Finally, women of all sizes are beginning to be embraced by the hungry world of fashion,
Unfortunately, the same can't be said for the brawiner blokes amongst us.
With designers such as Hedi Slimane at Céline (sorry, "Celine") continuing to promote adolescent coathangers, getting guidance can be confusing. The trick is to look beyond the runway to solidly built designers such as Kanye West at Yeezy and Kim Jones at Dior Homme or to the big screen and follow the lead of Dwayne Johnson to be large and in charge.
It's all about fit and the fabric. Ignore dated advice about not wearing colours or patterns and look to heavier fabrics that will sit with ease and cuts that disguise problem areas.

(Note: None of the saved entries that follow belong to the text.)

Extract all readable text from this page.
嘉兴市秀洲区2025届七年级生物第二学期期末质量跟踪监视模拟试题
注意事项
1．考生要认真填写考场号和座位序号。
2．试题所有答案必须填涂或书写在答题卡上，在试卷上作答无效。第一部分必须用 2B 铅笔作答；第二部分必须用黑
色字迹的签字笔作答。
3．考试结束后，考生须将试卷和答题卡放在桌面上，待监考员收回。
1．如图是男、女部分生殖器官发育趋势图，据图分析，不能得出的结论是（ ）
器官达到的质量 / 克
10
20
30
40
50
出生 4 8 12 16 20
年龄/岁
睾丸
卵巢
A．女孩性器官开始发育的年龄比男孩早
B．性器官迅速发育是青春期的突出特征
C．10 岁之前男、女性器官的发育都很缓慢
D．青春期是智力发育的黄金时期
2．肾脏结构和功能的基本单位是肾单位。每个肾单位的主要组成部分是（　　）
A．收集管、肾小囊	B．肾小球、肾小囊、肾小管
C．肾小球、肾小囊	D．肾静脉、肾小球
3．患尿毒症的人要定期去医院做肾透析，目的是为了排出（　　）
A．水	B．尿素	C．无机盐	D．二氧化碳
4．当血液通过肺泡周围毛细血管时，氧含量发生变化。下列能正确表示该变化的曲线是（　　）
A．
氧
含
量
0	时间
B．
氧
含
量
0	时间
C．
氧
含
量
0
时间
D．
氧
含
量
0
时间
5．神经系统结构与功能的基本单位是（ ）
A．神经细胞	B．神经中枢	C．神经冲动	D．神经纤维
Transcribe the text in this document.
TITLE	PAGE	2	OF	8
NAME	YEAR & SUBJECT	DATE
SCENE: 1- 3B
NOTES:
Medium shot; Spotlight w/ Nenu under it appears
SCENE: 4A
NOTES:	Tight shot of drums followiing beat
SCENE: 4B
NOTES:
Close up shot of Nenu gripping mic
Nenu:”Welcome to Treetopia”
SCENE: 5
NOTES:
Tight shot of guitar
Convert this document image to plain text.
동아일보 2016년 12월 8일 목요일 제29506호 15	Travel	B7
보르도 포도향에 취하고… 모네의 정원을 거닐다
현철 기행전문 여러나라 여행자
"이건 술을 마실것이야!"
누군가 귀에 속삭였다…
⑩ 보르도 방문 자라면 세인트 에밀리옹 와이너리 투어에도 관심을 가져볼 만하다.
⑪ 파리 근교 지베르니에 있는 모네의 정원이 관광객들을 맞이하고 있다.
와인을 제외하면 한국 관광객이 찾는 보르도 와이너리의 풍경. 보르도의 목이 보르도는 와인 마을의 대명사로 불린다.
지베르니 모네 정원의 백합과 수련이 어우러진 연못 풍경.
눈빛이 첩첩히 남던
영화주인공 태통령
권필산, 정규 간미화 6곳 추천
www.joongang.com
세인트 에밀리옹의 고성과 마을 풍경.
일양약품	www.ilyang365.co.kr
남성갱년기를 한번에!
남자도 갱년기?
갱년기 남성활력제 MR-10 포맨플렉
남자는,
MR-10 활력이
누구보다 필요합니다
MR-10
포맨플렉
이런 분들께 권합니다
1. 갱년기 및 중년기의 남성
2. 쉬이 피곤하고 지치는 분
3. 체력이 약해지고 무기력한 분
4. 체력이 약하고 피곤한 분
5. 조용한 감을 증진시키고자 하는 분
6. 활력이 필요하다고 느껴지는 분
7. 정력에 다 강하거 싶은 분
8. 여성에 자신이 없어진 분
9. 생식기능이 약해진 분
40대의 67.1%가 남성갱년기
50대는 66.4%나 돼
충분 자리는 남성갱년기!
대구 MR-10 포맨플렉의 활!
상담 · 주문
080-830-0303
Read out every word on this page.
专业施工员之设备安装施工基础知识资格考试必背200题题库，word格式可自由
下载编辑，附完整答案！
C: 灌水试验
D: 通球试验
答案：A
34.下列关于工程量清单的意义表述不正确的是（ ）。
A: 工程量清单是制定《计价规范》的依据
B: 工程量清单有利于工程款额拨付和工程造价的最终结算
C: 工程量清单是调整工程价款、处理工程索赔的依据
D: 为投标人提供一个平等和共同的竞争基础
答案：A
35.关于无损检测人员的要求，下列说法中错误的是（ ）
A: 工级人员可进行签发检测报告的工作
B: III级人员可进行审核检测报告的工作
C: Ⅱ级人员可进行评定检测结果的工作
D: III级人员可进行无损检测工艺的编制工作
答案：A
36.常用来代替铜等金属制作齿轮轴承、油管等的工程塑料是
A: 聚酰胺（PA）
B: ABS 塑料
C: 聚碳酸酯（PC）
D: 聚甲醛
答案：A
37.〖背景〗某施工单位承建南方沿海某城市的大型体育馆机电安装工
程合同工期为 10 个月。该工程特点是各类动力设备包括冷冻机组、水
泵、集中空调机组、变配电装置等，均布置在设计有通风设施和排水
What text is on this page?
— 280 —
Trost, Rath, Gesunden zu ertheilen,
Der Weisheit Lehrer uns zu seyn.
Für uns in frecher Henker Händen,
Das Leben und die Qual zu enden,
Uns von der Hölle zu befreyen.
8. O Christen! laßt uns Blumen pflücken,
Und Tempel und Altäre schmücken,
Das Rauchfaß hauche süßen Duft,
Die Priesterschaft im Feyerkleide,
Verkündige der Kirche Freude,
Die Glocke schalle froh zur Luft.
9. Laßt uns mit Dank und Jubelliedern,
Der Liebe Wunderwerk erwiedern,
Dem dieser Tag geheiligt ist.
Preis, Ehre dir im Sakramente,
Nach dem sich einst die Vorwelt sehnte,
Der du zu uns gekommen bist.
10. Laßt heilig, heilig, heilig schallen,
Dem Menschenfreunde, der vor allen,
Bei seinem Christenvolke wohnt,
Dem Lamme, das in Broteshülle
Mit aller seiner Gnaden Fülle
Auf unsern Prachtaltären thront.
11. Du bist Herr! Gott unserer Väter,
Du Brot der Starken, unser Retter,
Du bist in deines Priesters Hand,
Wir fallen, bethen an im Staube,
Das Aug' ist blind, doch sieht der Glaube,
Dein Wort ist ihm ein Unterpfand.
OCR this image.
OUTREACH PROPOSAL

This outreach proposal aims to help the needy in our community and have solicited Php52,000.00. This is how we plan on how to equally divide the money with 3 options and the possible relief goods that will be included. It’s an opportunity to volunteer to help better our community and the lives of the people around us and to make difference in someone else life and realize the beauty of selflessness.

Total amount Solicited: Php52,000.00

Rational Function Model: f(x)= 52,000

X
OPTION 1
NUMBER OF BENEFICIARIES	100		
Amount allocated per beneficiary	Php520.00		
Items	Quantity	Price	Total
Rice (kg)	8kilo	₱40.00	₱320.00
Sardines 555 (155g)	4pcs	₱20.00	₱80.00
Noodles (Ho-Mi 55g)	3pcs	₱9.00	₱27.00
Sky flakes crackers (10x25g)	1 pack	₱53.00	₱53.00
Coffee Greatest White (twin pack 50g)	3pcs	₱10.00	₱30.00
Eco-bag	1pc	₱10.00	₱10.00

If you have a large belly, pay close attention to where you want the waistband of your trousers to sit. While under the belly might be more comfortable, across the belly suits many of the emerging wider leg cuts and is more visually appealing.
Ditch a belt in favour of side tabs or snappy suspenders and learn to love waistcoats as a way of stylishly concealing your mid-section.
Pay attention to your jacket shoulders. This rule applies no matter what your size is but many large men try to balance bellies with a wider shoulder. Don't.
Get the fit right at the shoulders and then look for a pinch mid-torso to give your upper body a tapered look and obliterate being described as boxy.
So that you're not swimming in a sea of fabric don't let your jacket go long. It should delicately skim the bottom of your buttocks
If every day is leg day look for a relaxed fit with trousers that gives you room to move from the waist to the knee. Then you want a gently tapered fit to your hems.
Straight legs can result in a boxy look and wide legs starts to stray into zoot suit territory.
Same statistic that applies to women in ill-fitting bras can surely be used for large men in shirts. Wearing a collar size that's too small might help your ego but looks terrible.
Make sure that you can run your finger between your neck and collar with ease to prevent dreaded neck rolls.
2. Keep it Casual
Tops and T-shirts – ignore the old rules about crewnecks creating too great an expanse of fabric and follow Kanye West's lead with relaxed fits that skim the body but stop short of being slouchy and slobby.
Nothing will accentuate man boobs or a straining stomach than a top that's too tight or stops short of the waistline. This is where length counts so make sure that your stomach is covered when you reach for the handle on the train or the cheque in a restaurant.
More structured T-shirts in stiffer fabrics (Saturdays, COS and Jac + Jack are worth a look) will nail casual cool. Just take the Goldilocks approach and shop for a top that's not too loose nor too tight.
Fashion is on your side at the moment with a variety of baseball style tops and raglan sleeve sweaters, which add definition to the upper body even if you haven't performed a push up since high school.
Jeans and tracksuit pants
Play with any colour of the rainbow, fashion is about fun, but darker colours tend to work best below the waist.
Once again, look for room to move in the thighs and tapering below the knees for jeans. A carrot fit like a pair of Levi's 502 style or Aussie label Neuw's Ray denim style are ideal.